Lembro-me tão bem como se fosse hoje. Era delegado de turma, como nos anos anteriores. Como nos anos seguintes. Só tinha de ficar na fila da frente nas aulas de Inglês porque a Directora de Turma exigia e de separar os amigos quando havia porrada no recreio. Era o mais alto da turma e por isso nunca me deram porrada. Foi pena. Gostava de ter andado à zaragata mais vezes e vou ter de, num futuro próximo, libertar em alguém a zaragata reprimida que há em mim. A "stôra" Hélia foi a minha professora de português. É uma escritora magnífica que, infelizmente, nunca teve a fama que outros alcançaram à custa de nada.

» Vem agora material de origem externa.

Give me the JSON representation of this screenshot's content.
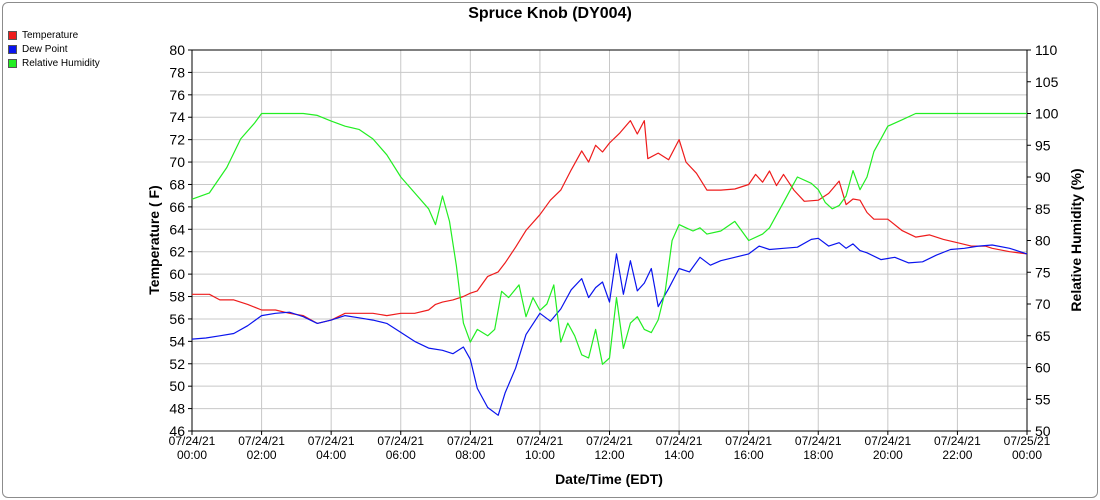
{
  "chart_data": {
    "type": "line",
    "title": "Spruce Knob (DY004)",
    "xlabel": "Date/Time (EDT)",
    "ylabel": "Temperature ( F)",
    "y2label": "Relative Humidity (%)",
    "ylim": [
      46,
      80
    ],
    "y2lim": [
      50,
      110
    ],
    "yticks": [
      "80",
      "78",
      "76",
      "74",
      "72",
      "70",
      "68",
      "66",
      "64",
      "62",
      "60",
      "58",
      "56",
      "54",
      "52",
      "50",
      "48",
      "46"
    ],
    "y2ticks": [
      "110",
      "105",
      "100",
      "95",
      "90",
      "85",
      "80",
      "75",
      "70",
      "65",
      "60",
      "55",
      "50"
    ],
    "xlim": [
      0,
      24
    ],
    "xticks": [
      {
        "date": "07/24/21",
        "time": "00:00"
      },
      {
        "date": "07/24/21",
        "time": "02:00"
      },
      {
        "date": "07/24/21",
        "time": "04:00"
      },
      {
        "date": "07/24/21",
        "time": "06:00"
      },
      {
        "date": "07/24/21",
        "time": "08:00"
      },
      {
        "date": "07/24/21",
        "time": "10:00"
      },
      {
        "date": "07/24/21",
        "time": "12:00"
      },
      {
        "date": "07/24/21",
        "time": "14:00"
      },
      {
        "date": "07/24/21",
        "time": "16:00"
      },
      {
        "date": "07/24/21",
        "time": "18:00"
      },
      {
        "date": "07/24/21",
        "time": "20:00"
      },
      {
        "date": "07/24/21",
        "time": "22:00"
      },
      {
        "date": "07/25/21",
        "time": "00:00"
      }
    ],
    "grid": true,
    "legend_position": "top-left",
    "series": [
      {
        "name": "Temperature",
        "color": "#ee1c1c",
        "axis": "left",
        "x": [
          0,
          0.5,
          0.8,
          1.2,
          1.6,
          2.0,
          2.4,
          2.8,
          3.2,
          3.6,
          4.0,
          4.4,
          4.8,
          5.2,
          5.6,
          6.0,
          6.4,
          6.8,
          7.0,
          7.2,
          7.5,
          7.8,
          8.0,
          8.2,
          8.5,
          8.8,
          9.0,
          9.3,
          9.6,
          10.0,
          10.3,
          10.6,
          10.9,
          11.2,
          11.4,
          11.6,
          11.8,
          12.0,
          12.3,
          12.6,
          12.8,
          13.0,
          13.1,
          13.4,
          13.7,
          14.0,
          14.2,
          14.5,
          14.8,
          15.2,
          15.6,
          16.0,
          16.2,
          16.4,
          16.6,
          16.8,
          17.0,
          17.3,
          17.6,
          18.0,
          18.3,
          18.6,
          18.8,
          19.0,
          19.2,
          19.4,
          19.6,
          20.0,
          20.4,
          20.8,
          21.2,
          21.6,
          22.0,
          22.4,
          22.8,
          23.0,
          23.5,
          24.0
        ],
        "values": [
          58.2,
          58.2,
          57.7,
          57.7,
          57.3,
          56.8,
          56.8,
          56.5,
          56.3,
          55.6,
          55.9,
          56.5,
          56.5,
          56.5,
          56.3,
          56.5,
          56.5,
          56.8,
          57.3,
          57.5,
          57.7,
          58.0,
          58.3,
          58.5,
          59.8,
          60.2,
          61.0,
          62.4,
          63.9,
          65.3,
          66.6,
          67.5,
          69.3,
          71.0,
          70.0,
          71.5,
          70.9,
          71.7,
          72.6,
          73.7,
          72.5,
          73.7,
          70.3,
          70.8,
          70.2,
          72.0,
          70.0,
          69.0,
          67.5,
          67.5,
          67.6,
          68.0,
          68.9,
          68.2,
          69.2,
          67.9,
          68.9,
          67.5,
          66.5,
          66.6,
          67.2,
          68.3,
          66.2,
          66.7,
          66.6,
          65.5,
          64.9,
          64.9,
          63.9,
          63.3,
          63.5,
          63.1,
          62.8,
          62.5,
          62.5,
          62.3,
          62.0,
          61.8
        ]
      },
      {
        "name": "Dew Point",
        "color": "#0a14ee",
        "axis": "left",
        "x": [
          0,
          0.4,
          0.8,
          1.2,
          1.6,
          2.0,
          2.4,
          2.8,
          3.2,
          3.6,
          4.0,
          4.4,
          4.8,
          5.2,
          5.6,
          6.0,
          6.4,
          6.8,
          7.2,
          7.5,
          7.8,
          8.0,
          8.2,
          8.5,
          8.8,
          9.0,
          9.3,
          9.6,
          10.0,
          10.3,
          10.6,
          10.9,
          11.2,
          11.4,
          11.6,
          11.8,
          12.0,
          12.2,
          12.4,
          12.6,
          12.8,
          13.0,
          13.2,
          13.4,
          13.7,
          14.0,
          14.3,
          14.6,
          14.9,
          15.2,
          15.6,
          16.0,
          16.3,
          16.6,
          17.0,
          17.4,
          17.8,
          18.0,
          18.3,
          18.6,
          18.8,
          19.0,
          19.2,
          19.4,
          19.8,
          20.2,
          20.6,
          21.0,
          21.4,
          21.8,
          22.2,
          22.6,
          23.0,
          23.5,
          24.0
        ],
        "values": [
          54.2,
          54.3,
          54.5,
          54.7,
          55.4,
          56.3,
          56.5,
          56.6,
          56.2,
          55.6,
          55.9,
          56.3,
          56.1,
          55.9,
          55.6,
          54.8,
          54.0,
          53.4,
          53.2,
          52.9,
          53.5,
          52.4,
          49.8,
          48.1,
          47.4,
          49.4,
          51.6,
          54.6,
          56.5,
          55.8,
          56.9,
          58.6,
          59.6,
          57.9,
          58.8,
          59.3,
          57.5,
          61.8,
          58.2,
          61.2,
          58.5,
          59.2,
          60.5,
          57.1,
          58.7,
          60.5,
          60.2,
          61.5,
          60.8,
          61.2,
          61.5,
          61.8,
          62.5,
          62.2,
          62.3,
          62.4,
          63.1,
          63.2,
          62.5,
          62.8,
          62.3,
          62.7,
          62.1,
          61.9,
          61.3,
          61.5,
          61.0,
          61.1,
          61.7,
          62.2,
          62.3,
          62.5,
          62.6,
          62.3,
          61.8
        ]
      },
      {
        "name": "Relative Humidity",
        "color": "#22ee22",
        "axis": "right",
        "x": [
          0,
          0.5,
          1.0,
          1.4,
          1.8,
          2.0,
          2.4,
          2.8,
          3.2,
          3.6,
          4.0,
          4.4,
          4.8,
          5.2,
          5.6,
          6.0,
          6.4,
          6.8,
          7.0,
          7.2,
          7.4,
          7.6,
          7.8,
          8.0,
          8.2,
          8.5,
          8.7,
          8.9,
          9.1,
          9.4,
          9.6,
          9.8,
          10.0,
          10.2,
          10.4,
          10.6,
          10.8,
          11.0,
          11.2,
          11.4,
          11.6,
          11.8,
          12.0,
          12.2,
          12.4,
          12.6,
          12.8,
          13.0,
          13.2,
          13.4,
          13.6,
          13.8,
          14.0,
          14.2,
          14.4,
          14.6,
          14.8,
          15.2,
          15.6,
          16.0,
          16.4,
          16.6,
          16.8,
          17.0,
          17.2,
          17.4,
          17.8,
          18.0,
          18.2,
          18.4,
          18.6,
          18.8,
          19.0,
          19.2,
          19.4,
          19.6,
          19.8,
          20.0,
          20.4,
          20.8,
          21.2,
          21.6,
          22.0,
          22.4,
          22.8,
          23.0,
          23.5,
          24.0
        ],
        "values": [
          86.5,
          87.5,
          91.5,
          96.0,
          98.5,
          100,
          100,
          100,
          100,
          99.7,
          98.8,
          98.0,
          97.5,
          96.0,
          93.5,
          90.0,
          87.5,
          85.0,
          82.5,
          87.0,
          83.0,
          76.0,
          67.0,
          64.0,
          66.0,
          65.0,
          66.0,
          72.0,
          71.0,
          73.0,
          68.0,
          71.0,
          69.0,
          70.0,
          73.0,
          64.0,
          67.0,
          65.0,
          62.0,
          61.5,
          66.0,
          60.5,
          61.5,
          71.0,
          63.0,
          67.0,
          68.0,
          66.0,
          65.5,
          67.5,
          72.0,
          80.0,
          82.5,
          82.0,
          81.5,
          82.0,
          81.0,
          81.5,
          83.0,
          80.0,
          81.0,
          82.0,
          84.0,
          86.0,
          88.0,
          90.0,
          89.0,
          88.0,
          86.0,
          85.0,
          85.5,
          87.0,
          91.0,
          88.0,
          90.0,
          94.0,
          96.0,
          98.0,
          99.0,
          100,
          100,
          100,
          100,
          100,
          100,
          100,
          100,
          100
        ]
      }
    ]
  }
}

Tinha uma pós-graduação em Teatro, que me fez pensar muitas vezes se eu não deveria seguir outro caminho na vida. Lembro-me como se fosse hoje dos olhares cúmplices que trocávamos nas aulas. Lembro-me que eu não precisava de fazer testes. Lembro-me de encenar o "advogado de defesa" do Menino Selvagem. Um dos filmes mais "puros" que já vi. É a história de um menino abandonado num bosque e, quando foi encontrado, anos depois, andava como um quadrúpede, tinha hábitos anti-sociais, órgãos pouco flexíveis e a sensibilidade embotada, não falava, não se interessava por nada e a sua face não mostrava qualquer tipo de sensibilidade. Toda a sua existência se resumia a uma vida puramente animal. Uma história verídica. Lembro-me de todos os professores pararem a assistir aos meus argumentos, no Teatro da Escola. Lembro-me que quebrei qualquer fronteira entre a ficção e a realidade. Fui, de facto, um defensor de uma causa fantástica. A causa da Liberdade. Tenho pena de não poder ter várias vidas ao mesmo tempo. Gostava de continuar a sonhar e viver histórias ainda por inventar. Gostava de as inventar. E partilhar. E animar os que precisam de um sopro de inspiração. Foi isso que a "stôra" Hélia fez em mim. Obrigado.